The sound was heard several times in 1997, and never again… until now.
 
The U. S. National Oceanic and Atmospheric Administration (NOAA) as part of its acoustics monitoring program has analyzed the bloop in comparison with recent recordings, and determined that it is the sound of an icequake. 
 
An icequake is just like an earthquake, but in an iceberg instead of the planet's crust. Technically called a "non-tectonic seismic event," icequakes usually occur when a glacier or iceberg shifts suddenly. Icebergs and glaciers are colossally heavy, and when the ice shifts off a patch of land, the earth's crust rebounds upwards. 
 
NOAA has hydrophones scattered throughout the world's oceans.
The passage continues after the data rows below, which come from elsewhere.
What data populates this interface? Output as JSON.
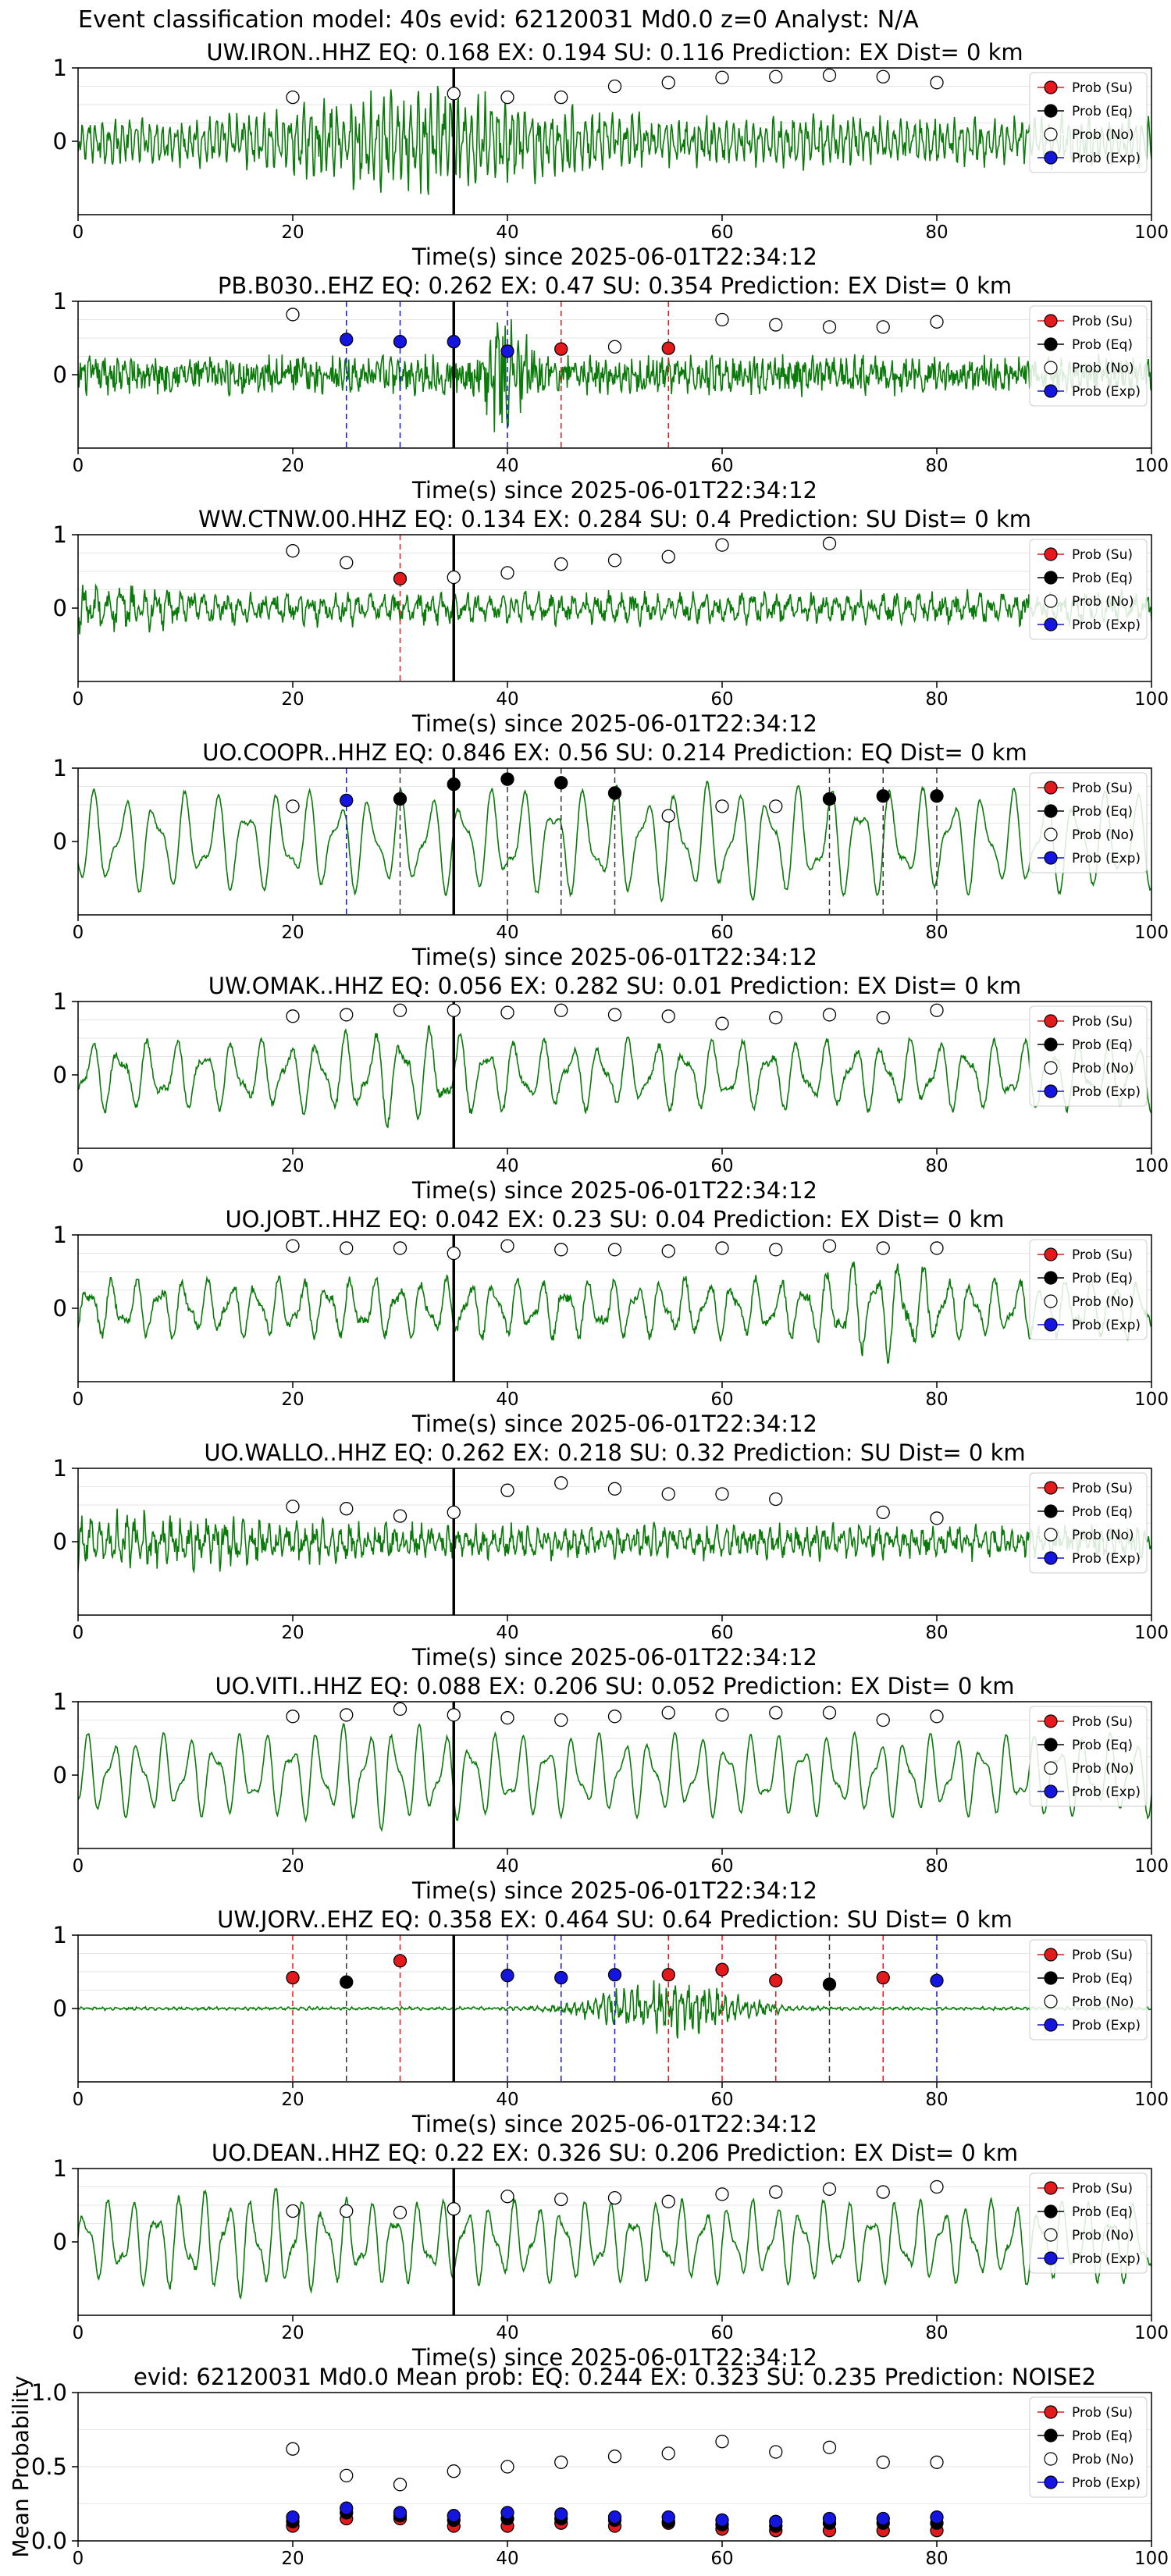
{
  "suptitle": "Event classification model: 40s evid: 62120031 Md0.0 z=0 Analyst: N/A",
  "legend_labels": [
    "Prob (Su)",
    "Prob (Eq)",
    "Prob (No)",
    "Prob (Exp)"
  ],
  "colors": {
    "su": "#e31a1c",
    "eq": "#000000",
    "no": "#ffffff",
    "exp": "#1515e0",
    "trace": "#0a7a0a"
  },
  "x_ticks": [
    "0",
    "20",
    "40",
    "60",
    "80",
    "100"
  ],
  "chart_data": [
    {
      "type": "line",
      "title": "UW.IRON..HHZ   EQ: 0.168  EX: 0.194  SU: 0.116   Prediction: EX    Dist= 0 km",
      "xlabel": "Time(s) since 2025-06-01T22:34:12",
      "xlim": [
        0,
        100
      ],
      "ylim": [
        -1,
        1
      ],
      "yticks": [
        "1",
        "0"
      ],
      "pick_time": 35,
      "amp": 0.35,
      "freq": 1.6,
      "noise": 0.55,
      "burst": {
        "center": 33,
        "width": 12,
        "gain": 2.2
      },
      "points": [
        {
          "x": 20,
          "y": 0.6,
          "class": "no"
        },
        {
          "x": 35,
          "y": 0.65,
          "class": "no"
        },
        {
          "x": 40,
          "y": 0.6,
          "class": "no"
        },
        {
          "x": 45,
          "y": 0.6,
          "class": "no"
        },
        {
          "x": 50,
          "y": 0.75,
          "class": "no"
        },
        {
          "x": 55,
          "y": 0.8,
          "class": "no"
        },
        {
          "x": 60,
          "y": 0.87,
          "class": "no"
        },
        {
          "x": 65,
          "y": 0.88,
          "class": "no"
        },
        {
          "x": 70,
          "y": 0.9,
          "class": "no"
        },
        {
          "x": 75,
          "y": 0.88,
          "class": "no"
        },
        {
          "x": 80,
          "y": 0.8,
          "class": "no"
        }
      ]
    },
    {
      "type": "line",
      "title": "PB.B030..EHZ   EQ: 0.262  EX: 0.47  SU: 0.354   Prediction: EX    Dist= 0 km",
      "xlabel": "Time(s) since 2025-06-01T22:34:12",
      "xlim": [
        0,
        100
      ],
      "ylim": [
        -1,
        1
      ],
      "yticks": [
        "1",
        "0"
      ],
      "pick_time": 35,
      "amp": 0.15,
      "freq": 1.5,
      "noise": 0.85,
      "burst": {
        "center": 40,
        "width": 2,
        "gain": 3.5
      },
      "points": [
        {
          "x": 20,
          "y": 0.82,
          "class": "no"
        },
        {
          "x": 25,
          "y": 0.48,
          "class": "exp"
        },
        {
          "x": 30,
          "y": 0.45,
          "class": "exp"
        },
        {
          "x": 35,
          "y": 0.45,
          "class": "exp"
        },
        {
          "x": 40,
          "y": 0.32,
          "class": "exp"
        },
        {
          "x": 45,
          "y": 0.35,
          "class": "su"
        },
        {
          "x": 50,
          "y": 0.38,
          "class": "no"
        },
        {
          "x": 55,
          "y": 0.36,
          "class": "su"
        },
        {
          "x": 60,
          "y": 0.75,
          "class": "no"
        },
        {
          "x": 65,
          "y": 0.68,
          "class": "no"
        },
        {
          "x": 70,
          "y": 0.65,
          "class": "no"
        },
        {
          "x": 75,
          "y": 0.65,
          "class": "no"
        },
        {
          "x": 80,
          "y": 0.72,
          "class": "no"
        }
      ]
    },
    {
      "type": "line",
      "title": "WW.CTNW.00.HHZ   EQ: 0.134  EX: 0.284  SU: 0.4   Prediction: SU    Dist= 0 km",
      "xlabel": "Time(s) since 2025-06-01T22:34:12",
      "xlim": [
        0,
        100
      ],
      "ylim": [
        -1,
        1
      ],
      "yticks": [
        "1",
        "0"
      ],
      "pick_time": 35,
      "amp": 0.2,
      "freq": 0.9,
      "noise": 0.5,
      "burst": {
        "center": 2,
        "width": 8,
        "gain": 1.6
      },
      "points": [
        {
          "x": 20,
          "y": 0.78,
          "class": "no"
        },
        {
          "x": 25,
          "y": 0.62,
          "class": "no"
        },
        {
          "x": 30,
          "y": 0.4,
          "class": "su"
        },
        {
          "x": 35,
          "y": 0.42,
          "class": "no"
        },
        {
          "x": 40,
          "y": 0.48,
          "class": "no"
        },
        {
          "x": 45,
          "y": 0.6,
          "class": "no"
        },
        {
          "x": 50,
          "y": 0.65,
          "class": "no"
        },
        {
          "x": 55,
          "y": 0.7,
          "class": "no"
        },
        {
          "x": 60,
          "y": 0.86,
          "class": "no"
        },
        {
          "x": 70,
          "y": 0.88,
          "class": "no"
        }
      ]
    },
    {
      "type": "line",
      "title": "UO.COOPR..HHZ   EQ: 0.846  EX: 0.56  SU: 0.214   Prediction: EQ    Dist= 0 km",
      "xlabel": "Time(s) since 2025-06-01T22:34:12",
      "xlim": [
        0,
        100
      ],
      "ylim": [
        -1,
        1
      ],
      "yticks": [
        "1",
        "0"
      ],
      "pick_time": 35,
      "amp": 0.85,
      "freq": 0.35,
      "noise": 0.1,
      "burst": {
        "center": 60,
        "width": 20,
        "gain": 1.15
      },
      "points": [
        {
          "x": 20,
          "y": 0.48,
          "class": "no"
        },
        {
          "x": 25,
          "y": 0.56,
          "class": "exp"
        },
        {
          "x": 30,
          "y": 0.58,
          "class": "eq"
        },
        {
          "x": 35,
          "y": 0.78,
          "class": "eq"
        },
        {
          "x": 40,
          "y": 0.85,
          "class": "eq"
        },
        {
          "x": 45,
          "y": 0.8,
          "class": "eq"
        },
        {
          "x": 50,
          "y": 0.66,
          "class": "eq"
        },
        {
          "x": 55,
          "y": 0.35,
          "class": "no"
        },
        {
          "x": 60,
          "y": 0.48,
          "class": "no"
        },
        {
          "x": 65,
          "y": 0.48,
          "class": "no"
        },
        {
          "x": 70,
          "y": 0.58,
          "class": "eq"
        },
        {
          "x": 75,
          "y": 0.62,
          "class": "eq"
        },
        {
          "x": 80,
          "y": 0.62,
          "class": "eq"
        }
      ]
    },
    {
      "type": "line",
      "title": "UW.OMAK..HHZ   EQ: 0.056  EX: 0.282  SU: 0.01   Prediction: EX    Dist= 0 km",
      "xlabel": "Time(s) since 2025-06-01T22:34:12",
      "xlim": [
        0,
        100
      ],
      "ylim": [
        -1,
        1
      ],
      "yticks": [
        "1",
        "0"
      ],
      "pick_time": 35,
      "amp": 0.6,
      "freq": 0.38,
      "noise": 0.18,
      "burst": {
        "center": 30,
        "width": 6,
        "gain": 1.4
      },
      "points": [
        {
          "x": 20,
          "y": 0.8,
          "class": "no"
        },
        {
          "x": 25,
          "y": 0.82,
          "class": "no"
        },
        {
          "x": 30,
          "y": 0.88,
          "class": "no"
        },
        {
          "x": 35,
          "y": 0.88,
          "class": "no"
        },
        {
          "x": 40,
          "y": 0.85,
          "class": "no"
        },
        {
          "x": 45,
          "y": 0.88,
          "class": "no"
        },
        {
          "x": 50,
          "y": 0.82,
          "class": "no"
        },
        {
          "x": 55,
          "y": 0.8,
          "class": "no"
        },
        {
          "x": 60,
          "y": 0.7,
          "class": "no"
        },
        {
          "x": 65,
          "y": 0.78,
          "class": "no"
        },
        {
          "x": 70,
          "y": 0.82,
          "class": "no"
        },
        {
          "x": 75,
          "y": 0.78,
          "class": "no"
        },
        {
          "x": 80,
          "y": 0.88,
          "class": "no"
        }
      ]
    },
    {
      "type": "line",
      "title": "UO.JOBT..HHZ   EQ: 0.042  EX: 0.23  SU: 0.04   Prediction: EX    Dist= 0 km",
      "xlabel": "Time(s) since 2025-06-01T22:34:12",
      "xlim": [
        0,
        100
      ],
      "ylim": [
        -1,
        1
      ],
      "yticks": [
        "1",
        "0"
      ],
      "pick_time": 35,
      "amp": 0.5,
      "freq": 0.45,
      "noise": 0.25,
      "burst": {
        "center": 75,
        "width": 5,
        "gain": 1.7
      },
      "points": [
        {
          "x": 20,
          "y": 0.85,
          "class": "no"
        },
        {
          "x": 25,
          "y": 0.82,
          "class": "no"
        },
        {
          "x": 30,
          "y": 0.82,
          "class": "no"
        },
        {
          "x": 35,
          "y": 0.75,
          "class": "no"
        },
        {
          "x": 40,
          "y": 0.85,
          "class": "no"
        },
        {
          "x": 45,
          "y": 0.8,
          "class": "no"
        },
        {
          "x": 50,
          "y": 0.8,
          "class": "no"
        },
        {
          "x": 55,
          "y": 0.78,
          "class": "no"
        },
        {
          "x": 60,
          "y": 0.82,
          "class": "no"
        },
        {
          "x": 65,
          "y": 0.8,
          "class": "no"
        },
        {
          "x": 70,
          "y": 0.85,
          "class": "no"
        },
        {
          "x": 75,
          "y": 0.82,
          "class": "no"
        },
        {
          "x": 80,
          "y": 0.82,
          "class": "no"
        }
      ]
    },
    {
      "type": "line",
      "title": "UO.WALLO..HHZ   EQ: 0.262  EX: 0.218  SU: 0.32   Prediction: SU    Dist= 0 km",
      "xlabel": "Time(s) since 2025-06-01T22:34:12",
      "xlim": [
        0,
        100
      ],
      "ylim": [
        -1,
        1
      ],
      "yticks": [
        "1",
        "0"
      ],
      "pick_time": 35,
      "amp": 0.2,
      "freq": 1.2,
      "noise": 0.55,
      "burst": {
        "center": 5,
        "width": 18,
        "gain": 1.6
      },
      "points": [
        {
          "x": 20,
          "y": 0.48,
          "class": "no"
        },
        {
          "x": 25,
          "y": 0.45,
          "class": "no"
        },
        {
          "x": 30,
          "y": 0.35,
          "class": "no"
        },
        {
          "x": 35,
          "y": 0.4,
          "class": "no"
        },
        {
          "x": 40,
          "y": 0.7,
          "class": "no"
        },
        {
          "x": 45,
          "y": 0.8,
          "class": "no"
        },
        {
          "x": 50,
          "y": 0.72,
          "class": "no"
        },
        {
          "x": 55,
          "y": 0.65,
          "class": "no"
        },
        {
          "x": 60,
          "y": 0.65,
          "class": "no"
        },
        {
          "x": 65,
          "y": 0.58,
          "class": "no"
        },
        {
          "x": 75,
          "y": 0.4,
          "class": "no"
        },
        {
          "x": 80,
          "y": 0.32,
          "class": "no"
        }
      ]
    },
    {
      "type": "line",
      "title": "UO.VITI..HHZ   EQ: 0.088  EX: 0.206  SU: 0.052   Prediction: EX    Dist= 0 km",
      "xlabel": "Time(s) since 2025-06-01T22:34:12",
      "xlim": [
        0,
        100
      ],
      "ylim": [
        -1,
        1
      ],
      "yticks": [
        "1",
        "0"
      ],
      "pick_time": 35,
      "amp": 0.7,
      "freq": 0.42,
      "noise": 0.08,
      "burst": {
        "center": 28,
        "width": 6,
        "gain": 1.3
      },
      "points": [
        {
          "x": 20,
          "y": 0.8,
          "class": "no"
        },
        {
          "x": 25,
          "y": 0.82,
          "class": "no"
        },
        {
          "x": 30,
          "y": 0.9,
          "class": "no"
        },
        {
          "x": 35,
          "y": 0.82,
          "class": "no"
        },
        {
          "x": 40,
          "y": 0.78,
          "class": "no"
        },
        {
          "x": 45,
          "y": 0.75,
          "class": "no"
        },
        {
          "x": 50,
          "y": 0.8,
          "class": "no"
        },
        {
          "x": 55,
          "y": 0.85,
          "class": "no"
        },
        {
          "x": 60,
          "y": 0.82,
          "class": "no"
        },
        {
          "x": 65,
          "y": 0.85,
          "class": "no"
        },
        {
          "x": 70,
          "y": 0.85,
          "class": "no"
        },
        {
          "x": 75,
          "y": 0.75,
          "class": "no"
        },
        {
          "x": 80,
          "y": 0.8,
          "class": "no"
        }
      ]
    },
    {
      "type": "line",
      "title": "UW.JORV..EHZ   EQ: 0.358  EX: 0.464  SU: 0.64   Prediction: SU    Dist= 0 km",
      "xlabel": "Time(s) since 2025-06-01T22:34:12",
      "xlim": [
        0,
        100
      ],
      "ylim": [
        -1,
        1
      ],
      "yticks": [
        "1",
        "0"
      ],
      "pick_time": 35,
      "amp": 0.02,
      "freq": 1.5,
      "noise": 0.05,
      "burst": {
        "center": 55,
        "width": 7,
        "gain": 18
      },
      "points": [
        {
          "x": 20,
          "y": 0.42,
          "class": "su"
        },
        {
          "x": 25,
          "y": 0.36,
          "class": "eq"
        },
        {
          "x": 30,
          "y": 0.65,
          "class": "su"
        },
        {
          "x": 40,
          "y": 0.45,
          "class": "exp"
        },
        {
          "x": 45,
          "y": 0.42,
          "class": "exp"
        },
        {
          "x": 50,
          "y": 0.46,
          "class": "exp"
        },
        {
          "x": 55,
          "y": 0.46,
          "class": "su"
        },
        {
          "x": 60,
          "y": 0.53,
          "class": "su"
        },
        {
          "x": 65,
          "y": 0.38,
          "class": "su"
        },
        {
          "x": 70,
          "y": 0.33,
          "class": "eq"
        },
        {
          "x": 75,
          "y": 0.42,
          "class": "su"
        },
        {
          "x": 80,
          "y": 0.38,
          "class": "exp"
        }
      ]
    },
    {
      "type": "line",
      "title": "UO.DEAN..HHZ   EQ: 0.22  EX: 0.326  SU: 0.206   Prediction: EX    Dist= 0 km",
      "xlabel": "Time(s) since 2025-06-01T22:34:12",
      "xlim": [
        0,
        100
      ],
      "ylim": [
        -1,
        1
      ],
      "yticks": [
        "1",
        "0"
      ],
      "pick_time": 35,
      "amp": 0.7,
      "freq": 0.45,
      "noise": 0.15,
      "burst": {
        "center": 15,
        "width": 8,
        "gain": 1.3
      },
      "points": [
        {
          "x": 20,
          "y": 0.42,
          "class": "no"
        },
        {
          "x": 25,
          "y": 0.42,
          "class": "no"
        },
        {
          "x": 30,
          "y": 0.4,
          "class": "no"
        },
        {
          "x": 35,
          "y": 0.45,
          "class": "no"
        },
        {
          "x": 40,
          "y": 0.62,
          "class": "no"
        },
        {
          "x": 45,
          "y": 0.58,
          "class": "no"
        },
        {
          "x": 50,
          "y": 0.6,
          "class": "no"
        },
        {
          "x": 55,
          "y": 0.55,
          "class": "no"
        },
        {
          "x": 60,
          "y": 0.65,
          "class": "no"
        },
        {
          "x": 65,
          "y": 0.68,
          "class": "no"
        },
        {
          "x": 70,
          "y": 0.72,
          "class": "no"
        },
        {
          "x": 75,
          "y": 0.68,
          "class": "no"
        },
        {
          "x": 80,
          "y": 0.75,
          "class": "no"
        }
      ]
    },
    {
      "type": "scatter",
      "title": "evid: 62120031  Md0.0   Mean prob:   EQ: 0.244  EX: 0.323  SU: 0.235   Prediction: NOISE2",
      "ylabel": "Mean Probability",
      "xlim": [
        0,
        100
      ],
      "ylim": [
        0,
        1
      ],
      "yticks": [
        "1.0",
        "0.5",
        "0.0"
      ],
      "series": [
        {
          "class": "su",
          "x": [
            20,
            25,
            30,
            35,
            40,
            45,
            50,
            55,
            60,
            65,
            70,
            75,
            80
          ],
          "y": [
            0.1,
            0.15,
            0.15,
            0.1,
            0.1,
            0.12,
            0.1,
            0.12,
            0.08,
            0.07,
            0.07,
            0.07,
            0.07
          ]
        },
        {
          "class": "eq",
          "x": [
            20,
            25,
            30,
            35,
            40,
            45,
            50,
            55,
            60,
            65,
            70,
            75,
            80
          ],
          "y": [
            0.13,
            0.19,
            0.17,
            0.14,
            0.15,
            0.15,
            0.14,
            0.13,
            0.11,
            0.1,
            0.12,
            0.12,
            0.12
          ]
        },
        {
          "class": "no",
          "x": [
            20,
            25,
            30,
            35,
            40,
            45,
            50,
            55,
            60,
            65,
            70,
            75,
            80
          ],
          "y": [
            0.62,
            0.44,
            0.38,
            0.47,
            0.5,
            0.53,
            0.57,
            0.59,
            0.67,
            0.6,
            0.63,
            0.53,
            0.53
          ]
        },
        {
          "class": "exp",
          "x": [
            20,
            25,
            30,
            35,
            40,
            45,
            50,
            55,
            60,
            65,
            70,
            75,
            80
          ],
          "y": [
            0.16,
            0.22,
            0.19,
            0.17,
            0.19,
            0.18,
            0.16,
            0.16,
            0.14,
            0.13,
            0.15,
            0.15,
            0.16
          ]
        }
      ]
    }
  ]
}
In early 2008 their hydrophones in Scotia Sea recorded the sounds as an iceberg dubbed A53a disintegrated. This iceberg experienced multiple icequakes as the gargantuan object fractured, crumbled, split, and eventually shuddered to pieces. And NOAA has determined that the sounds recorded during that iceberg's death are a match on the spectrogram for the bloop.
 
NOAA is even able to speculate on which iceberg actually generated the bloop. When the bloop was recorded, icebergs between Bransfield Straits and the Ross Sea were in the process of disintegrating. (It might also have been a large iceberg at Cape Adare.)
 
Not to sound fatalistic, but in hindsight it was only a matter of time before the sound was re-recorded and analyzed. The world's icebergs are disintegrating at an increasingly rapid rate. And it's lucky that we were able to identify the bloop before all of the icebergs were gone. If NOAA scientists had not done the analysis work to cross-reference the bloop with current icequake recordings, it's possible that it would have remained a mystery forever. (Spoilsports!) (I kid.)